Bahkan, kita percaya bahwa perintah mereka adalah perintah Allah, dan larangan mereka adalah larangan Allah Swt. Ketaatan kepada mereka adalah taat kepada Allah, dan maksiat terhadap mereka samasaja bermaksiat kepada Allah Swt. Menjadikan mereka sebagai wali (pemimpin) sama dengan menjadikan Allah sebagai wali, dan memusuhi mereka sama dengan memusuhi Allah Swt. Kita tidak boleh menentang mereka; orang yang melawan mereka samasaja dengan menentang Rasulullah saww, dan siapasaja yang menentang Rasullulah saww berarti menentang Allah Swt. Dengan demikian, seseorang harus tunduk, mematuhi perintah, dan melaksanakan kata-kata mereka.

Oleh sebab itu, kita meyakini bahwa hukum-hukum syariat Allah takkan sampai (pada kita) kecuali melalui jalur mereka, bahkan tidak dibenarkan melaksanakan hukum-hukum selain yang datang dari mereka. Dengan demikian, tanggung jawab seorang mukallaf tidak tertunaikan bila merujuk pada selain mereka. Demikian pula, seseorang tidak akan pernah merasa tenang dalam hubungannya antara dirinya dengan Allah, sekaitan penunaian tugas-tugas kewajiban, kecuali bila melalui jalur para imam as. Mereka bagaikan perahu penyelamat Nabi Nuh as; siapapun yang berlayar dengannya akan selamat dan yang berpaling darinya akan tenggelam di lautan yang berkecamuk dengan ombak pelbagai kesesatan, keakuan, dan permusuhan.

*****


Di zaman kita seperti ini, sudah tidak perlu lagi bagi kita membahas masalah pembuktian bahwa para imam adalah para khalifah yang sah secara syariat. Sebab, ini adalah masalah klasik dalam sejarah dan pembuktiannya takkan pernah mengubah perputaran zaman dari awal kembali, tidak pula akan mengembalikan hak-hak yang telah dirampas kepada pemiliknya. Akan tetapi, yang perlu kita perhatikan adalah, sebagaimana disebutkan di atas, keharusan bagi kita untuk merujuk kepada para imam tersebut dalam menyimpulkan hukum-hukum yang disyariatkan Allah Swt, serta melaksanakan apasaja yang diajarkan Rasulullah saww secara benar, sebagaimana beliau ajarkan. Dan mengambil hukum-hukum dari para perawi dan mujtahid yang tidak menimba ilmu dari lautan ilmu para imam dan tidak mencecap pancaran cahaya keilmuan mereka, akan sangat jauh dari kebenaran sehingga seorang mukallaf tidak akan merasa puas bahwa dirinya telah menunaikan semua tugas yang diwajibkan Allah Swt kepadanya.

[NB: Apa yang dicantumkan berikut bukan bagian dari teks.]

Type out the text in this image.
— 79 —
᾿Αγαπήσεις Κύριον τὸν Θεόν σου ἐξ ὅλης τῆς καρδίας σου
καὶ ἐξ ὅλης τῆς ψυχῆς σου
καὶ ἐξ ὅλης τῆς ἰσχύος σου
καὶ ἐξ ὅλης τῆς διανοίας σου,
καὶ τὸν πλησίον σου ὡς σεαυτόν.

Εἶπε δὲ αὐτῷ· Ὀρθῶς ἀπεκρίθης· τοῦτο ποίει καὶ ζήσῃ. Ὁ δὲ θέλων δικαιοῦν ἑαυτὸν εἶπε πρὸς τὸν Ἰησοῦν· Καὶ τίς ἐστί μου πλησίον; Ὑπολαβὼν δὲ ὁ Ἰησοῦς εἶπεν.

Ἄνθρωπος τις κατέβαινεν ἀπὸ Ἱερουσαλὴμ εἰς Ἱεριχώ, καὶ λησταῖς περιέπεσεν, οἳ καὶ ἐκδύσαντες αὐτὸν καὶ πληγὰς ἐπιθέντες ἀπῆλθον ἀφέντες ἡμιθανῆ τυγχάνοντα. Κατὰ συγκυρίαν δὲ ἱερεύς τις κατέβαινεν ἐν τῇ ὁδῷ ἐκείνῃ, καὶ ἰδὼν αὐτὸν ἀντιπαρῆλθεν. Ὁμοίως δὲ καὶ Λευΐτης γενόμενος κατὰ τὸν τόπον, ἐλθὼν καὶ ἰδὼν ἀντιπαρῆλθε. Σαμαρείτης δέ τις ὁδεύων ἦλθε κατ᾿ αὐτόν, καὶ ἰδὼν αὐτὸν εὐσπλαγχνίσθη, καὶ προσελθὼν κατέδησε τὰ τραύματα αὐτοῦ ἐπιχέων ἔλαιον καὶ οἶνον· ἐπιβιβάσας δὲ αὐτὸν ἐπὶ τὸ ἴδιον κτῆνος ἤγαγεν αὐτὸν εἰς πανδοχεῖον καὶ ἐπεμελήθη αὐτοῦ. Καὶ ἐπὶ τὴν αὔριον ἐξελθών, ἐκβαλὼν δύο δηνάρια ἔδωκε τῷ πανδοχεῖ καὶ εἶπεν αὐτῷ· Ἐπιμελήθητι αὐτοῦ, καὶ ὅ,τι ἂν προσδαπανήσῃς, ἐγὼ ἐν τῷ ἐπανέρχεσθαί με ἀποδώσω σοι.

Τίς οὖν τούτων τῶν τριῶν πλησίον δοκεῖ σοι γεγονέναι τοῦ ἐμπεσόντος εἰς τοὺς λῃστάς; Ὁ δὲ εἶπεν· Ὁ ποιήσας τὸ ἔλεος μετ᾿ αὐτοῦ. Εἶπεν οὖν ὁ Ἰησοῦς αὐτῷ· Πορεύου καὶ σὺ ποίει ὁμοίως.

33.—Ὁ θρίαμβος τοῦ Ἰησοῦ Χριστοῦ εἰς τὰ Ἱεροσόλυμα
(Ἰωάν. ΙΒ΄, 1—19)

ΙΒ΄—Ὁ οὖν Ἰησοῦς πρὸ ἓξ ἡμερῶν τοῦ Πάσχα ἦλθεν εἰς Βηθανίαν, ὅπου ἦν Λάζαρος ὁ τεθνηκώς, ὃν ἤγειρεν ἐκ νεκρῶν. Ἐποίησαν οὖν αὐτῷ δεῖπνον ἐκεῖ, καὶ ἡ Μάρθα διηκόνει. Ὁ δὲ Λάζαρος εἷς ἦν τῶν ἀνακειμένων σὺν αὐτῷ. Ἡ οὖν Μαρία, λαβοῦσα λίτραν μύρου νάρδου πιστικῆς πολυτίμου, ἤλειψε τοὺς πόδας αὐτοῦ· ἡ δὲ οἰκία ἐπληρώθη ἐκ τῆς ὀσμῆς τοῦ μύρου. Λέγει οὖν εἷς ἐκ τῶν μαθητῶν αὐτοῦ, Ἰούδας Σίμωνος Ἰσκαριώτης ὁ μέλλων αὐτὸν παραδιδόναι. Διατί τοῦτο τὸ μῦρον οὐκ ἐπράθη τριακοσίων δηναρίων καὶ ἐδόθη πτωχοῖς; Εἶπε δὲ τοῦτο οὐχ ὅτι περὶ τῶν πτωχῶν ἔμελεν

Sebab, dengan terjadinya perbedaan pendapat yang tak berujung-pangkal di kalangan umat ini sekaitan dengan hukum-hukum syariat, maka seorang mukallaf akan selalu merasa bingung, sehingga akan merujuk pada mazhab dan pendapat manapun yang diinginkannya. Padahal, dia dituntut untuk selalu mencari, hingga mendapatkan hujah yang kuat antara dirinya dengan Allah Swt dalam memilih suatu mazhab tertentu yang diyakini dapat menghantarkannya kepada hukum-hukum Allah Swt, sehingga dapat merasa bahwa semua tanggung jawab kewajibannya telah ditunaikan. Sebagaimana dia yakin akan adanya hukum-hukum yang diwajibkan atasnya, maka dia pun harus yakin akan tertunaikannya tanggung jawab atas kewajiban-kewajibannya. Ya, yakinnya seseorang terhadap (hukum-hukum) tertentu akan menuntut keyakinan akan tertunaikannya tanggung jawab (sebagai mukallaf).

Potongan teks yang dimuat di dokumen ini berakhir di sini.